FFmpeg 在 Linux 平台下开发,但它同样也可以在其它操作系统环境中编译运行,包括 Windows、Mac OS X 等。这个项目最早由 Fabrice Bellard 发起,2004 年至 2015 年间由 Michael Niedermayer 主要负责维护。许多 FFmpeg 的开发人员都来自 MPlayer 项目,而且当前 FFmpeg 也是放在 MPlayer 项目组的服务器上。项目的名称来自 MPEG 视频编码标准,前面的 “FF” 代表 “Fast Forward”。
FFmpeg 命令行播放音频
FFmpeg 提供了现成的程序 ffplay 用命令行的方式对音频进行播放。
>ffplay.exe "D:\You're Beautiful.mp3"
ffplay version 3.3.3 Copyright (c) 2003-2017 the FFmpeg developers
Input #0, mp3, from 'D:\You're Beautiful.mp3':
Metadata:
… …
artist : James Blunt
title : You're Beautiful
date : 2006
Duration: 00:03:24.30, start: 0.025057, bitrate: 192 kb/s
Stream #0:0: Audio: mp3, 44100 Hz, stereo, s16p, 192 kb/s
Metadata:
encoder : LAME3.96r
10.58 M-A: 0.000 fd=0 aq=27KB vq=0KB sq=0B f=0/0 ← 此处是正在播放的音频信息,会实时变化
FFmpeg + SDL 播放音频
SDL(Simple DirectMedia Layer)是一套开放源代码的跨平台多媒体开发库,使用 C 语言写成。SDL 提供了数种控制图像、声音、输入的函数,让开发者只要用相同或是相似的代码就可以开发出跨多个平台(Linux、Windows、Mac OS X 等)的应用软件。
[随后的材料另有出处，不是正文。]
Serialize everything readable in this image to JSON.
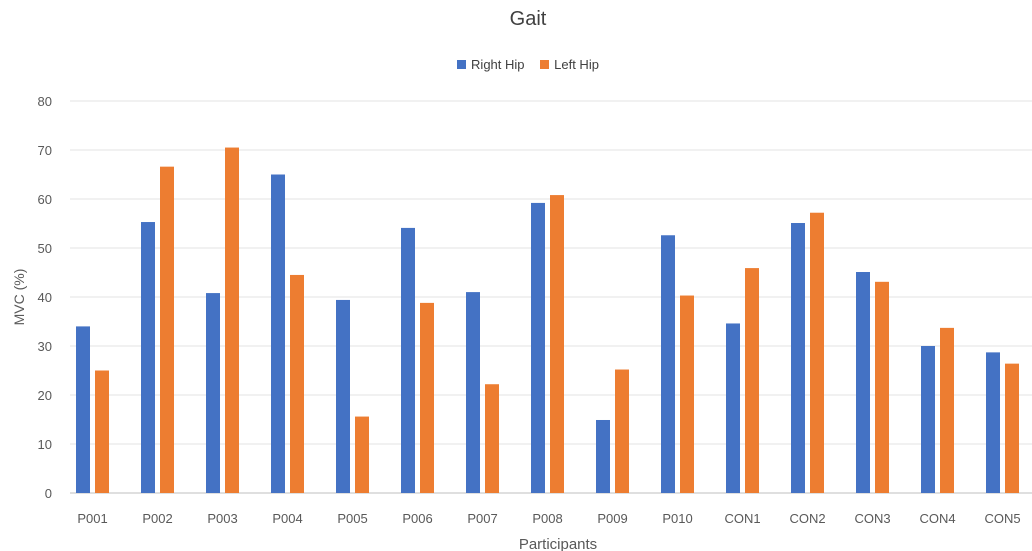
{
  "chart_data": {
    "type": "bar",
    "title": "Gait",
    "xlabel": "Participants",
    "ylabel": "MVC (%)",
    "ylim": [
      0,
      80
    ],
    "yticks": [
      0,
      10,
      20,
      30,
      40,
      50,
      60,
      70,
      80
    ],
    "grid": true,
    "legend_position": "top",
    "categories": [
      "P001",
      "P002",
      "P003",
      "P004",
      "P005",
      "P006",
      "P007",
      "P008",
      "P009",
      "P010",
      "CON1",
      "CON2",
      "CON3",
      "CON4",
      "CON5"
    ],
    "series": [
      {
        "name": "Right Hip",
        "color": "#4472C4",
        "values": [
          34,
          55.3,
          40.8,
          65,
          39.4,
          54.1,
          41,
          59.2,
          14.9,
          52.6,
          34.6,
          55.1,
          45.1,
          30,
          28.7
        ]
      },
      {
        "name": "Left Hip",
        "color": "#ED7D31",
        "values": [
          25,
          66.6,
          70.5,
          44.5,
          15.6,
          38.8,
          22.2,
          60.8,
          25.2,
          40.3,
          45.9,
          57.2,
          43.1,
          33.7,
          26.4
        ]
      }
    ]
  }
}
目前 SDL 多用于开发游戏、模拟器、媒体播放器等多媒体应用领域。
我们将利用 FFmpeg 进行解码,然后用 SDL 进行播放。
在播放前,可以在控制台输入 ffmpeg -formats 查看支持的音视频格式(muxers / demuxers):
> ffmpeg -formats
ffmpeg version 4.1 Copyright (c) 2000-2018 the FFmpeg developers
built with gcc 8.2.1 (GCC) 20181017
libavformat 58. 20.100 / 58. 20.100
... ...
File formats:
D. = Demuxing supported
.E = Muxing supported
--
D 3dostr 3DO STR
E 3g2 3GP2 (3GPP2 file format)
E 3gp 3GP (3GPP file format)
D 4xm 4X Technologies
E a64 a64 - video for Commodore 64
D aa Audible AA format files
D aac raw ADTS AAC (Advanced Audio Coding)
DE ac3 raw AC-3
D acm Interplay ACM
D act ACT Voice file format
D adf Artworx Data Format
D adp ADP
D ads Sony PS2 ADS
E adts ADTS AAC (Advanced Audio Coding)
DE adx CRI ADX
... ...
输入ffmpeg -codecs 可以查看支持的编解码器:
> ffmpeg.exe -codecs
ffmpeg version 4.1 Copyright (c) 2000-2018 the FFmpeg developers
built with gcc 8.2.1 (GCC) 20181017
libavcodec 58. 35.100 / 58. 35.100
... ...
Codecs:
D..... = Decoding supported
.E.... = Encoding supported
..V... = Video codec
..A... = Audio codec
..S... = Subtitle codec
...I.. = Intra frame-only codec
....L. = Lossy compression
.....S = Lossless compression
-------
D.VI.S 012v Uncompressed 4:2:2 10-bit
D.V.L. 4xm 4X Movie
D.VI.S 8bps QuickTime 8BPS video
.EVIL. a64_multi Multicolor charset for Commodore 64 (encoders: a64multi )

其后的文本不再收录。